When two conductors are brought into contact, they will share charge until their potentials are equal. Charge conservation and the formula for potential can help you determine the final distribution of charge.

Answer 1

The Correct Option is D

Given that the two spheres have the same surface charge density \( \sigma \), we know the total charge on each sphere is given by: \[ Q = \sigma \times \text{Surface area} \] For the smaller sphere, with radius \( R \), the surface area is \( 4 \pi R^2 \).
Hence, the total charge on the smaller sphere is: \[ Q_{\text{small}} = \sigma \times 4 \pi R^2 \] For the larger sphere, with radius \( 3R \), the surface area is \( 4 \pi (3R)^2 = 36 \pi R^2 \).
Hence, the total charge on the larger sphere is: \[ Q_{\text{large}} = \sigma \times 36 \pi R^2 \] When the spheres are brought into contact, charge will flow between them until they reach the same potential.

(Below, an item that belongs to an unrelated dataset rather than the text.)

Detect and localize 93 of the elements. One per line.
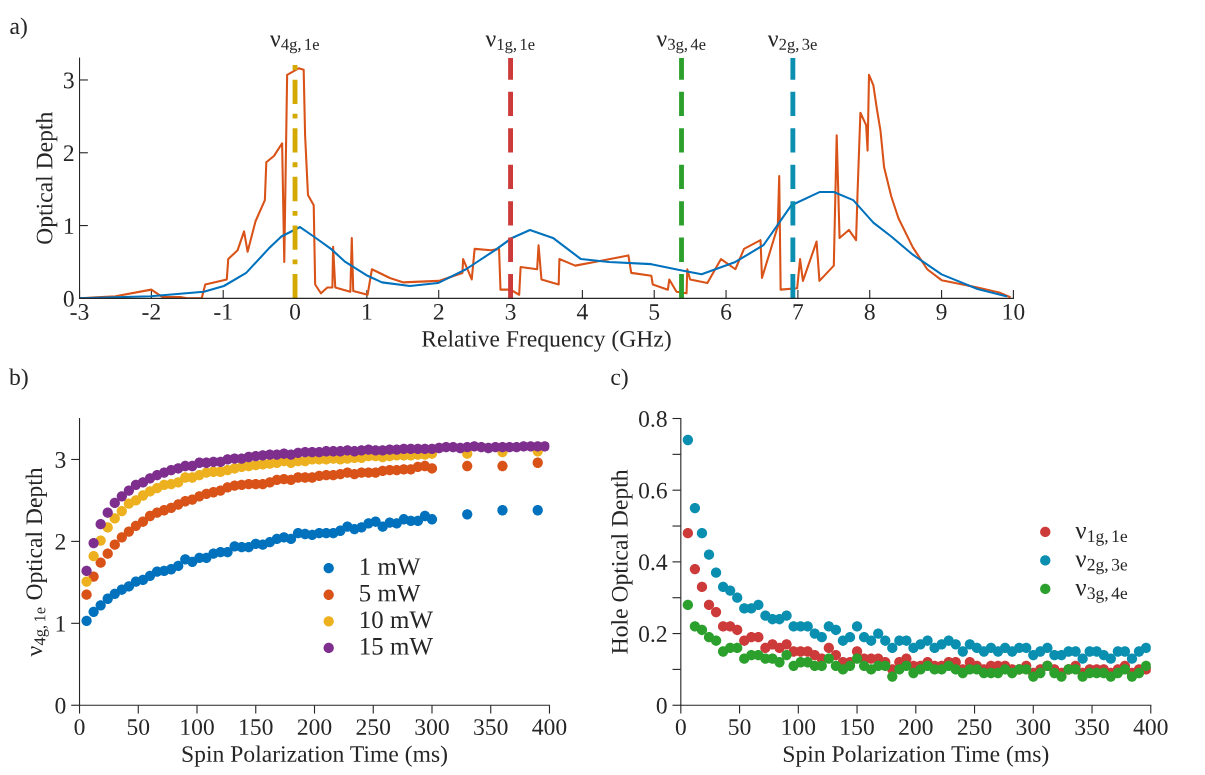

Since the potential of a sphere is given by \( V = \frac{Q}{4 \pi \epsilon_0 r} \), the potentials of the two spheres must be equal when they are in contact. Let the charge on the smaller sphere after contact be \( Q_1 \) and on the larger sphere be \( Q_2 \).

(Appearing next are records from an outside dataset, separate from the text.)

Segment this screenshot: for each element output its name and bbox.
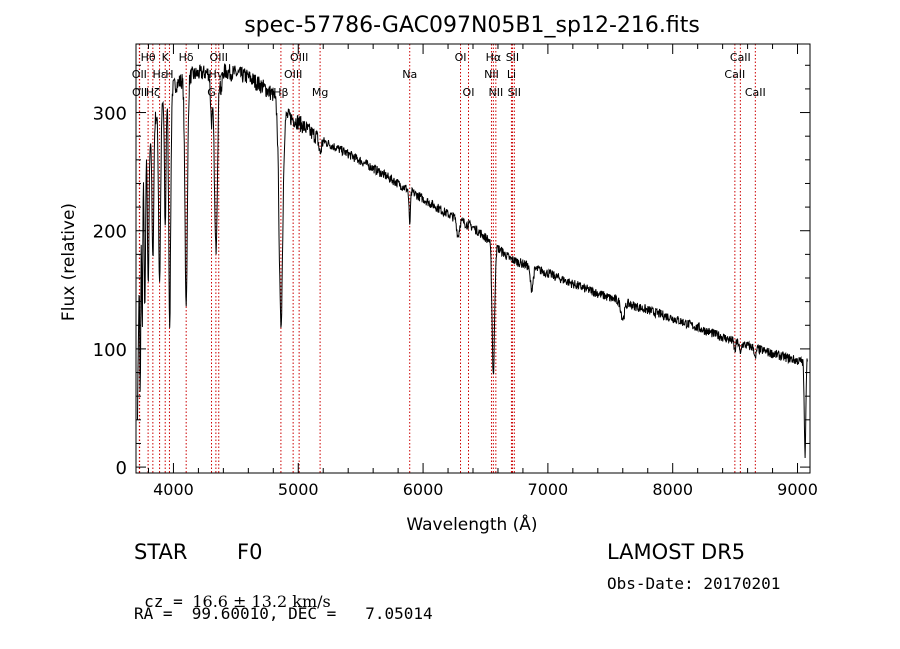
x-tick-label: 7000	[528, 480, 569, 499]
x-tick-label: 8000	[652, 480, 693, 499]
spectrum-line	[137, 63, 808, 459]
line-marker-label: SII	[508, 86, 521, 99]
line-marker-label: Hθ	[141, 51, 156, 64]
line-markers	[138, 44, 756, 473]
line-marker-label: OII	[132, 68, 147, 81]
line-marker-label: OI	[463, 86, 475, 99]
line-marker-label: K	[162, 51, 170, 64]
line-marker-labels: Hθ K Hδ OIII OIII OI Hα SII CaII OII HεH Hγ OIII Na NI…	[132, 51, 766, 99]
line-marker-label: Hβ	[273, 86, 288, 99]
line-marker-label: Hγ	[208, 68, 223, 81]
line-marker-label: OIII	[290, 51, 308, 64]
line-marker-label: H	[165, 68, 173, 81]
line-marker-label: CaII	[745, 86, 766, 99]
plot-frame	[135, 43, 811, 474]
line-marker-label: NII	[484, 68, 499, 81]
chart-title: spec-57786-GAC097N05B1_sp12-216.fits	[244, 13, 700, 38]
y-tick-label: 300	[93, 104, 127, 125]
x-tick-label: 4000	[153, 480, 194, 499]
x-tick-label: 6000	[403, 480, 444, 499]
x-axis: 4000 5000 6000 7000 8000 9000	[147, 44, 818, 499]
line-marker-label: NII	[488, 86, 503, 99]
line-marker-label: Hε	[152, 68, 166, 81]
x-tick-label: 5000	[278, 480, 319, 499]
line-marker-label: CaII	[730, 51, 751, 64]
obs-date: Obs-Date: 20170201	[607, 574, 781, 593]
y-axis-label: Flux (relative)	[59, 203, 79, 321]
x-axis-label: Wavelength (Å)	[406, 513, 537, 535]
line-marker-label: Li	[507, 68, 516, 81]
line-marker-label: OI	[455, 51, 467, 64]
y-tick-label: 100	[93, 340, 127, 361]
object-class: STAR	[134, 540, 188, 564]
line-marker-label: Hα	[486, 51, 502, 64]
line-marker-label: OIII	[284, 68, 302, 81]
coordinates: RA = 99.60010, DEC = 7.05014	[134, 604, 433, 623]
line-marker-label: Hδ	[179, 51, 194, 64]
redshift-info: cz = 16.6 ± 13.2 km/s	[134, 573, 331, 611]
line-marker-label: CaII	[724, 68, 745, 81]
x-tick-label: 9000	[777, 480, 818, 499]
y-axis: 0 100 200 300	[93, 64, 810, 479]
cz-label: cz =	[144, 592, 193, 611]
cz-value: 16.6 ± 13.2 km/s	[192, 592, 331, 611]
y-tick-label: 0	[116, 458, 127, 479]
survey-name: LAMOST DR5	[607, 540, 746, 564]
line-marker-label: OIII	[210, 51, 228, 64]
line-marker-label: G	[207, 86, 216, 99]
line-marker-label: Mg	[312, 86, 328, 99]
object-subclass: F0	[237, 540, 263, 564]
line-marker-label: Na	[402, 68, 417, 81]
y-tick-label: 200	[93, 222, 127, 243]
line-marker-label: Hζ	[146, 86, 160, 99]
line-marker-label: SII	[506, 51, 519, 64]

Using the condition for equal potentials: \[ \frac{Q_1}{4 \pi \epsilon_0 R} = \frac{Q_2}{4 \pi \epsilon_0 (3R)} \] Simplifying: \[ Q_1 = \frac{Q_2}{3} \] Since charge is conserved: \[ Q_1 + Q_2 = Q_{\text{small}} + Q_{\text{large}} = \sigma \times 4 \pi R^2 + \sigma \times 36 \pi R^2 = 40 \pi R^2 \sigma \] Substituting \( Q_1 = \frac{Q_2}{3} \) into this: \[ \frac{Q_2}{3} + Q_2 = 40 \pi R^2 \sigma \] Solving for \( Q_2 \): \[ \frac{4 Q_2}{3} = 40 \pi R^2 \sigma \quad \Rightarrow \quad Q_2 = 30 \pi R^2 \sigma \] Now, using \( Q_2 = 30 \pi R^2 \sigma \) to find the surface charge density on the larger sphere after separation: \[ \sigma_2 = \frac{Q_2}{36 \pi R^2} = \frac{30 \pi R^2 \sigma}{36 \pi R^2} = \frac{5 \sigma}{6} \] For the smaller sphere: \[ \sigma_1 = \frac{Q_1}{4 \pi R^2} = \frac{10 \pi R^2 \sigma}{4 \pi R^2} = \frac{5 \sigma}{2} \] Finally, the ratio \( \frac{\sigma_1}{\sigma_2} \) is: \[ \frac{\sigma_1}{\sigma_2} = \frac{\frac{5 \sigma}{2}}{\frac{5 \sigma}{6}} = 3 \] Thus, the correct answer is Option 4.